Yields rise, ending 4-week streak of lower rates
U.S. Treasury (UST) yields rose across the curve last week, ending the 4-week streak of lower long-end yields. UST yields rose 2 to 4 basis points (bps) in a bear-steepening trade.
Two things drove the steepener last week: 1) better jobs data and 2) the quarterly refunding announcement from the Treasury. The latter included larger-than-expected bond sales in the longer end of the curve. Treasury has been vocal about terming out their issuance at such low rates, and we think any concerns about long-end supply will prove temporary. One reason for that is the continued fall in real yields, with the U.S. 10-year hitting a new all-time low last week. This price action continues to drive gold higher and the U.S. dollar (USD) lower.

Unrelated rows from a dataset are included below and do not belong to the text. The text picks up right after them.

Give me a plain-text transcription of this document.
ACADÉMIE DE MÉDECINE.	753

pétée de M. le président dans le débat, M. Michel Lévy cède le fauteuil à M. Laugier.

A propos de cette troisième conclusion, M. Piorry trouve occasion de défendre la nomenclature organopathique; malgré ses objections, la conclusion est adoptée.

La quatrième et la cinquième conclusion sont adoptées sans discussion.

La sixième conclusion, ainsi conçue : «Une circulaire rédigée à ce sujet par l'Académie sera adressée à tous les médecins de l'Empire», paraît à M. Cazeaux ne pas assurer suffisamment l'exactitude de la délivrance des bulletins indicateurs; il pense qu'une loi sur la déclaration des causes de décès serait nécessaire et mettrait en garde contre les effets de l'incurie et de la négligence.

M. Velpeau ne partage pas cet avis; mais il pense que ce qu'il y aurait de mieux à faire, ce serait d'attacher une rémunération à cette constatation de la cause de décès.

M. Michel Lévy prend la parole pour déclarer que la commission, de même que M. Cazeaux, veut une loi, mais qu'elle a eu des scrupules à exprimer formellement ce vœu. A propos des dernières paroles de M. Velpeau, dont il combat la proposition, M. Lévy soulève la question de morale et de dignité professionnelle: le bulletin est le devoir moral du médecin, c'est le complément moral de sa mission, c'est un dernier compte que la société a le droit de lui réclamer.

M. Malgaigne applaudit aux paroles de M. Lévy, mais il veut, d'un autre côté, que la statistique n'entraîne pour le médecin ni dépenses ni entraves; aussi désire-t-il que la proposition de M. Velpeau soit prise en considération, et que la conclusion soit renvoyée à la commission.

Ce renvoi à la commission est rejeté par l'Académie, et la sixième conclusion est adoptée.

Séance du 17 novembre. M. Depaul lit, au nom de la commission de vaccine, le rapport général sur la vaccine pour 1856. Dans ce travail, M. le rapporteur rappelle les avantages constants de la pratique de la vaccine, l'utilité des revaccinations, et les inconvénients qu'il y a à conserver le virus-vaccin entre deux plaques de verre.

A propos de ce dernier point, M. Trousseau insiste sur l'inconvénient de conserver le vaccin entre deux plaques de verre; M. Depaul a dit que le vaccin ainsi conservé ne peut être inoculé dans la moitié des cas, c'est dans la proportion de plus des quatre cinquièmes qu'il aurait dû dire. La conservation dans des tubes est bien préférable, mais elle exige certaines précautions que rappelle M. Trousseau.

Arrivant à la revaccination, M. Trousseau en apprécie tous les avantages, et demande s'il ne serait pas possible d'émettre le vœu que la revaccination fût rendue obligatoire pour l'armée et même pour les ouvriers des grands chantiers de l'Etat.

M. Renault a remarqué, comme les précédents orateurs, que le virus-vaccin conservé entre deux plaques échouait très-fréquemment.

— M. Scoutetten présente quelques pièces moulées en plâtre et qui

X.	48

Credit continued to trade well last week. Investment-grade (IG) credit spreads fell 4 bps last week, now at the same level as early March. High-yield (HY) spreads are back to late February levels, having declined last week by 45 bps [Figure 4].
U.S.-China tensions escalate, still back-burner issue
Despite the increase in tensions between the U.S. and China, the Chinese yuan strengthened against the USD on the week. While the laundry list of U.S. actions towards China grows longer, nothing has yet provoked an escalating response.
Trade representatives are speaking this week via videoconference as part of the Phase One deal. As China’s trade data last week showed, they will not be able to meet their end of the bargain. Indeed, China’s bilateral trade surplus with the U.S. widened to its largest since November 2018. But until President Trump pushes this issue, it remains on the back burner. Keep your eyes on Twitter as the election grows near!
What to watch this week
COVID-19 & High-frequency Data
COVID case counts continue to decline across the country — though deaths, as a lagging indicator, remain high. While recent hotspots have begun to temper, other places are giving public health officials cause for worry. The market, however, appears largely unconcerned at this point, as long as stimulus is forthcoming and economic activity doesn’t rapidly deteriorate.
With respect to activity, high-frequency data showed that while it’s among the most valuable data we have to look at, it’s not gospel. Non-farm payrolls were stronger-than-expected last week, contrary to what high-frequency data had been suggesting.
To us, this surprise to the upside in payrolls not only underscores the challenges the COVID environment has posed for investors, but also points to the incredible role stimulus is playing in controlling the narrative and moving markets.
NFIB Small Business Survey
On Tuesday, the National Federation of Independent Business (NFIB) will release its Small Business Survey results for July. Small business optimism is expected to continue its climb up from June.
Jobless claims, both initial and continuing, are expected to continue to come down this Thursday. Despite their decrease, the numbers remain historically high. Employment is still weak across the globe. In fact, while PMIs last week were largely positive, employment is lagging the recovery.
U.S. retail sales
Retail sales figures on Friday will likely be some of the most watched data this week, since the figures have been surprising to the upside. Expectations are that this week’s report will show a continued increase, though at a smaller rate than last month.
University of Michigan Consumer Sentiment Survey
This week’s University of Michigan Consumer Sentiment Index is expected to show a decline, which is cause for some concern. Because stimulus is coming, though, a slight decline may not make waves. That said, it’s something to keep an eye on in the near-term as details around stimulus emerge.
This week, the Biden campaign is expected to announce its Vice Presidential pick. Essentially, anyone but Elizabeth Warren will likely signal a centrist campaign focused on electability. This is a scenario the market can handle with relative ease at this point. But that could change, as the election heats up and both sides begin campaigning in earnest come September [Table 1]. The election is still just under 3 months away, after all. And if 2020 has taught us anything, it’s that a lot can happen between now and then.